Boris, ammiraglio dell'Europa senza timone

Altro colpo di scena nel Regno Unito. La Corte Suprema, boccia l’intimazione del primo ministro Boris Johnson di chiusura del parlamento fino al 14 ottobre, perché a suo dire avrebbe intralciato la esigenza di procedere celermente alla definitiva uscita dall'Unione Europea. In questa vicenda va ricordato che il pittoresco primo ministro inglese aveva coinvolto anche la regina Elisabetta II, appigliandosi ad un altro caso remoto nel tempo, di chiusura per un tempo limitato della Camera dei Comuni e dei Lords.

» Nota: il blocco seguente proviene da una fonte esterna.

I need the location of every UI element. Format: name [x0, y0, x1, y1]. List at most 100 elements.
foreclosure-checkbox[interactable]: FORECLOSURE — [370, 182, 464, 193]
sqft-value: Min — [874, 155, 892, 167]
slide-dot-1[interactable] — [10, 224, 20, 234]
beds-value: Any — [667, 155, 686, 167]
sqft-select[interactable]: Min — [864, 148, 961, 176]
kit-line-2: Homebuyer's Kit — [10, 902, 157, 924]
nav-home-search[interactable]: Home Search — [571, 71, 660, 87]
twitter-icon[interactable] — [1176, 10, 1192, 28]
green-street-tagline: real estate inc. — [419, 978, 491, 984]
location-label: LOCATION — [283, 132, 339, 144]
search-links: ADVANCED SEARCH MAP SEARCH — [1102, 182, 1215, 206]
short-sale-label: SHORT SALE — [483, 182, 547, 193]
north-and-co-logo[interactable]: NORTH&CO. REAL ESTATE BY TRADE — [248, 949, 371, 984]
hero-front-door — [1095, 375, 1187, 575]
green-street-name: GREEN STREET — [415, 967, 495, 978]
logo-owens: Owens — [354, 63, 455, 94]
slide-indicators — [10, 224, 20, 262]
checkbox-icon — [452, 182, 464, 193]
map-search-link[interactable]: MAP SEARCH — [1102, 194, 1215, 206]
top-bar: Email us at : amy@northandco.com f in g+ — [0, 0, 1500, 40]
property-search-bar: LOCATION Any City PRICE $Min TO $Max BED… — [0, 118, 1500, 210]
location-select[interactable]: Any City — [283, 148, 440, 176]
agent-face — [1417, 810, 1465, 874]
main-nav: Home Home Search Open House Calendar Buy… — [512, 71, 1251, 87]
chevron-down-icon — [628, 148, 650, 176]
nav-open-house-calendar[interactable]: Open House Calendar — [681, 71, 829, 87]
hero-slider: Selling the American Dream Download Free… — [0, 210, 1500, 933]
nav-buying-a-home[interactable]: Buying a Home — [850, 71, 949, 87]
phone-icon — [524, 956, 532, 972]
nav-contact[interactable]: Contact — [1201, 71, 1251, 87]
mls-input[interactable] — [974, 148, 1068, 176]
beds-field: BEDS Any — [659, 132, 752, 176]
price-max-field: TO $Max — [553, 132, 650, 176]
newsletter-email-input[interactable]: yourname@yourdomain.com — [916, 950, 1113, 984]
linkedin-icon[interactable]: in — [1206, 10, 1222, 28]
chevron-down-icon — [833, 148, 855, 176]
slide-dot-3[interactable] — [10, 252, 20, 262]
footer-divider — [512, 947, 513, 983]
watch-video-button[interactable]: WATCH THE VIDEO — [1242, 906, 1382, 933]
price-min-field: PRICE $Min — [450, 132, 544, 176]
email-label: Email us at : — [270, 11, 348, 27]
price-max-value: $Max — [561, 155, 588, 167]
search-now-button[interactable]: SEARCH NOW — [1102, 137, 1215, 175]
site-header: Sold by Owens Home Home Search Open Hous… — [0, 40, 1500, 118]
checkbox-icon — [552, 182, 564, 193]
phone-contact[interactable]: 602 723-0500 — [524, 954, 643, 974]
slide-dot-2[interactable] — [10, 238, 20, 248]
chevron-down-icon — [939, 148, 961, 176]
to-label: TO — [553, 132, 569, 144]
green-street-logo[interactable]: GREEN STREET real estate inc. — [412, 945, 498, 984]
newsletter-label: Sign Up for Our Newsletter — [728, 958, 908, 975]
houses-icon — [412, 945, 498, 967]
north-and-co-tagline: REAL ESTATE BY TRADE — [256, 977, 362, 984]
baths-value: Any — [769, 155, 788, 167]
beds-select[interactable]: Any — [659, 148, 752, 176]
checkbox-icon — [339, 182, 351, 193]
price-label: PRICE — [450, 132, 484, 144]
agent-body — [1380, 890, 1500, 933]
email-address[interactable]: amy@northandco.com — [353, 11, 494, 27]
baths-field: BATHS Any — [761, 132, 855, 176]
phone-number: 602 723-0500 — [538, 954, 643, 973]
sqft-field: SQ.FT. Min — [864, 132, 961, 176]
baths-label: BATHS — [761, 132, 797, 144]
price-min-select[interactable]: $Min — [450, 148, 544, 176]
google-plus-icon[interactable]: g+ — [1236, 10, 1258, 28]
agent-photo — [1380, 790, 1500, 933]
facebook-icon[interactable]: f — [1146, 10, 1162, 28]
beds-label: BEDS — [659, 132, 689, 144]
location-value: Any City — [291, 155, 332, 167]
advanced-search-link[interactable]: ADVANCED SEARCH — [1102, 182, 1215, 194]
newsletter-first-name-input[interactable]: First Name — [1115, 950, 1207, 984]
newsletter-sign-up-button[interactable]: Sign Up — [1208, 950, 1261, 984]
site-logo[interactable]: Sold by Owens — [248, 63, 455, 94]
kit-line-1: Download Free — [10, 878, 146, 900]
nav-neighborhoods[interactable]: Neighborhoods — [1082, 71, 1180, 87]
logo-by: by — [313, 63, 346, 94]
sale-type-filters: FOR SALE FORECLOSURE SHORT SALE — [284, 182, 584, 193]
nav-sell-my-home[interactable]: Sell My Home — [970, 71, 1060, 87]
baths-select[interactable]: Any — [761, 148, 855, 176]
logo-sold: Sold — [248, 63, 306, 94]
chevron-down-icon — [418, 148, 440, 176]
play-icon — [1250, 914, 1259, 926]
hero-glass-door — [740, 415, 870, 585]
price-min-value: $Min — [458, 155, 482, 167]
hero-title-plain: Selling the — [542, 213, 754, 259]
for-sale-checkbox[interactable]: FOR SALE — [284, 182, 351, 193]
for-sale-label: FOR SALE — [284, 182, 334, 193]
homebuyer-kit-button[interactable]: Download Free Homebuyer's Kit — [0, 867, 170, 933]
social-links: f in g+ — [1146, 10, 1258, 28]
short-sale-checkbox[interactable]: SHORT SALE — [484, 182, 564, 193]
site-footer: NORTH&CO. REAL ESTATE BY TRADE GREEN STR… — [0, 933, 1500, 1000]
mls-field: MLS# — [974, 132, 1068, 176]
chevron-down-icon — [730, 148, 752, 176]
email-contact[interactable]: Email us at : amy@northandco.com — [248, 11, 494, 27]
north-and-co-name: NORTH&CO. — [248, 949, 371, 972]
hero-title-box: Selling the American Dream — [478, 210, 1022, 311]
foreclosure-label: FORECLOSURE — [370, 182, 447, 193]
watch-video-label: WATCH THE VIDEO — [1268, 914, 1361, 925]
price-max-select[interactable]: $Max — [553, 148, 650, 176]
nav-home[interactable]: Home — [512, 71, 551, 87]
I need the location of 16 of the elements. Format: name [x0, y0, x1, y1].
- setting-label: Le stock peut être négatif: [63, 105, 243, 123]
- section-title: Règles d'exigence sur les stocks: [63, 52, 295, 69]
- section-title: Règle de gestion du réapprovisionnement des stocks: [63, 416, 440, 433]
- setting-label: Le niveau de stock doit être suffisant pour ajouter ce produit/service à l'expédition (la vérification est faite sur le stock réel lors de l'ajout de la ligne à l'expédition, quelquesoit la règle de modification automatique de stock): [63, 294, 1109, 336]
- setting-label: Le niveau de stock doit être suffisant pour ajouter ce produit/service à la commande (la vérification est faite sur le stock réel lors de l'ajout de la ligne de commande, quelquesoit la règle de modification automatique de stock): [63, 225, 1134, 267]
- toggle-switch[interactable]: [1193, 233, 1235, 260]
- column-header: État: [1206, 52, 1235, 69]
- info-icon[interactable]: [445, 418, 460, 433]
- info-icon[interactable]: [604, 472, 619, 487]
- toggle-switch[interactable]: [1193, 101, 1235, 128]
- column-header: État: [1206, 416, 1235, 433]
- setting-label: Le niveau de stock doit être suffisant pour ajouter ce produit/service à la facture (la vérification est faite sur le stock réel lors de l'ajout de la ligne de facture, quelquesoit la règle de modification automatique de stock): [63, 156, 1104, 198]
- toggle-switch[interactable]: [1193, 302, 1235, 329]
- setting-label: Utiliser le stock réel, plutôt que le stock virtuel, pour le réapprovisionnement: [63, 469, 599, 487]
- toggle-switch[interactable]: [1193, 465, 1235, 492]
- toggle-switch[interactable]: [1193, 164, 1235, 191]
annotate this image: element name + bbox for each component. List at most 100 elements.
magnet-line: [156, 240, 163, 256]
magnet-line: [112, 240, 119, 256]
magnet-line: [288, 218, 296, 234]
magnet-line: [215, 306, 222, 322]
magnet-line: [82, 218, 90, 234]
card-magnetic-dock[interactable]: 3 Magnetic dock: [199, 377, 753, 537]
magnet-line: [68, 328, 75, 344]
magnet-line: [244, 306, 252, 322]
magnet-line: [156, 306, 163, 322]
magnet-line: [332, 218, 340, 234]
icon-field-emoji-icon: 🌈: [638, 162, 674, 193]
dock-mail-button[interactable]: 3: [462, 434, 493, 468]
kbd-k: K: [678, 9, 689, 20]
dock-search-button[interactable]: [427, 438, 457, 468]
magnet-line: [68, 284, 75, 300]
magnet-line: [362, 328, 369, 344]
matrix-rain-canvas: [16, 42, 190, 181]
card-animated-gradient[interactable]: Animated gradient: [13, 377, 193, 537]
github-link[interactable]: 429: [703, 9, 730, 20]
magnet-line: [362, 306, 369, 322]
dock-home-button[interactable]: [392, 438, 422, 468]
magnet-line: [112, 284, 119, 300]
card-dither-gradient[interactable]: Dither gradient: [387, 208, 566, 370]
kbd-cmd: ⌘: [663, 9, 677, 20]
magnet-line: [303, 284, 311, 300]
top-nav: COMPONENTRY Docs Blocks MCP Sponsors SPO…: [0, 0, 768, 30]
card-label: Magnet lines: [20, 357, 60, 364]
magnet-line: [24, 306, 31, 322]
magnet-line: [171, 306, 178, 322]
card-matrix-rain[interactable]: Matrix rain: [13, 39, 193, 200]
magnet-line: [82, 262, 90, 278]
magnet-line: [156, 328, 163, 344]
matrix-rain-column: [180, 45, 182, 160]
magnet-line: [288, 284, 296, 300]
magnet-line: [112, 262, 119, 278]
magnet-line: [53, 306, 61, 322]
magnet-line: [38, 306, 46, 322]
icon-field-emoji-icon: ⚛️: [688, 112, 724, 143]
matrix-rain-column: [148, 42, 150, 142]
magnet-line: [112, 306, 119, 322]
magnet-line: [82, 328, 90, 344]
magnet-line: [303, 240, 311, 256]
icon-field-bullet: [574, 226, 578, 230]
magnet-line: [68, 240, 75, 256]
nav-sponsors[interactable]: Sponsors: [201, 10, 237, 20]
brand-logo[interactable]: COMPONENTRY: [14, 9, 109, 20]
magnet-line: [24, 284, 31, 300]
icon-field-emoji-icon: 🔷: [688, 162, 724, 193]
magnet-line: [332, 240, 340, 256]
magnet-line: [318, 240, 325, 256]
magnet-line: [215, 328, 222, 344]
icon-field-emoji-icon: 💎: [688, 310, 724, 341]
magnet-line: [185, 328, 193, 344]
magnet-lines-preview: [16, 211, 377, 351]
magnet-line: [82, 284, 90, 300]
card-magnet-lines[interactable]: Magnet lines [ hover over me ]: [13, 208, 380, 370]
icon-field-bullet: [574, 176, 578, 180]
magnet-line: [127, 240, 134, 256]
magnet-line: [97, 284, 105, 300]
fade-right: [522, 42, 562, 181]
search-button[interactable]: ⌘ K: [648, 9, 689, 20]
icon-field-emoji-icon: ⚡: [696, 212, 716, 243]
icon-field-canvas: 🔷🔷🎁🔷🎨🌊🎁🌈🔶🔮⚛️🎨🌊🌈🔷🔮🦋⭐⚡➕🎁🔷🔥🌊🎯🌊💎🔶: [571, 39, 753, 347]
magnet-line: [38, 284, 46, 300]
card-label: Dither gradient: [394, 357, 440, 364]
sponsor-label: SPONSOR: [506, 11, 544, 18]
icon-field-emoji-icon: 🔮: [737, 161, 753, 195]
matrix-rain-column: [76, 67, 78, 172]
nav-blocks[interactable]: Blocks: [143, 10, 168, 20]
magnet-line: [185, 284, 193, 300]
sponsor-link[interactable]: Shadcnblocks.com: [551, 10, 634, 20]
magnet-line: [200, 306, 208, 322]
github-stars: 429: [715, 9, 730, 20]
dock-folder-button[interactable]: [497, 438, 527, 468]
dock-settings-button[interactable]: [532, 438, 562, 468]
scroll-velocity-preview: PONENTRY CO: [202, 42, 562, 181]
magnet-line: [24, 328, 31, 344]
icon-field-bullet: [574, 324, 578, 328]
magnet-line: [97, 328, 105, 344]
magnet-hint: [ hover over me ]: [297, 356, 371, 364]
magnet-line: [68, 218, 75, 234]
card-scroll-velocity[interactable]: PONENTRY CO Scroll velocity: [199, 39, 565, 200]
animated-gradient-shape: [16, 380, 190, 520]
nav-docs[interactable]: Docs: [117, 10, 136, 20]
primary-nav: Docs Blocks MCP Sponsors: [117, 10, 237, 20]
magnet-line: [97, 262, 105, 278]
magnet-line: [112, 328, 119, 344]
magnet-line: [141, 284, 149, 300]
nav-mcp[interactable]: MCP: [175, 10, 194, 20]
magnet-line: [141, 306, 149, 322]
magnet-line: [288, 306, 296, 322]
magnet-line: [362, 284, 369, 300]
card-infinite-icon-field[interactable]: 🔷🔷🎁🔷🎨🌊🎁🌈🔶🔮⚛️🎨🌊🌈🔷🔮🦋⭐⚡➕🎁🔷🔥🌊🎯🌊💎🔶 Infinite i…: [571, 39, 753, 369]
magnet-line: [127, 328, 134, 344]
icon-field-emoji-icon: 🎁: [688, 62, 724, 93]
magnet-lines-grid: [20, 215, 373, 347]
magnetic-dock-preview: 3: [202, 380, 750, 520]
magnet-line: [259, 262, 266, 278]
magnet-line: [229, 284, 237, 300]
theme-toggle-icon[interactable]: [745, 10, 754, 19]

Questa esperienza dimostra comunque che le forzature non giovano mai e che in una democrazia veramente viva, quando il potere esecutivo si contrappone quello legislativo, quello esecutivo soccombe. Ma questa storia della Brexit, altra palese forzatura fatta con poco più della metà dei voti referendari, insegna che nell’attuale mondo, fatto forti intrecci e interrelazioni (in questo caso di adesione con grandi vincoli alla UE), il populismo bislacco come quello impiegato nel dibattito inglese, è davvero carico di conseguenze gravi.

Penso che questo caso così contraddittorio, debba spingere i paesi aderenti all'UE a riflettere sulle conseguenze dell’evidente stallo del processo di costruzione dell’Europa Federale come vero Stato, e finalmente mollare gli ormeggi per l’obbiettivo storico che ricollochi l’Europa come protagonista mondiale a pieno titolo, e gli europei, ricostruire la condizione di benessere spirituale ed economico per i prossimi secoli. Per quel che riguarda Boris e i tanti altri politici che nel mondo commettono forzature, c’è un insegnamento dall’adagio popolare molto conosciuto: “Chi la fa, l’aspetti”.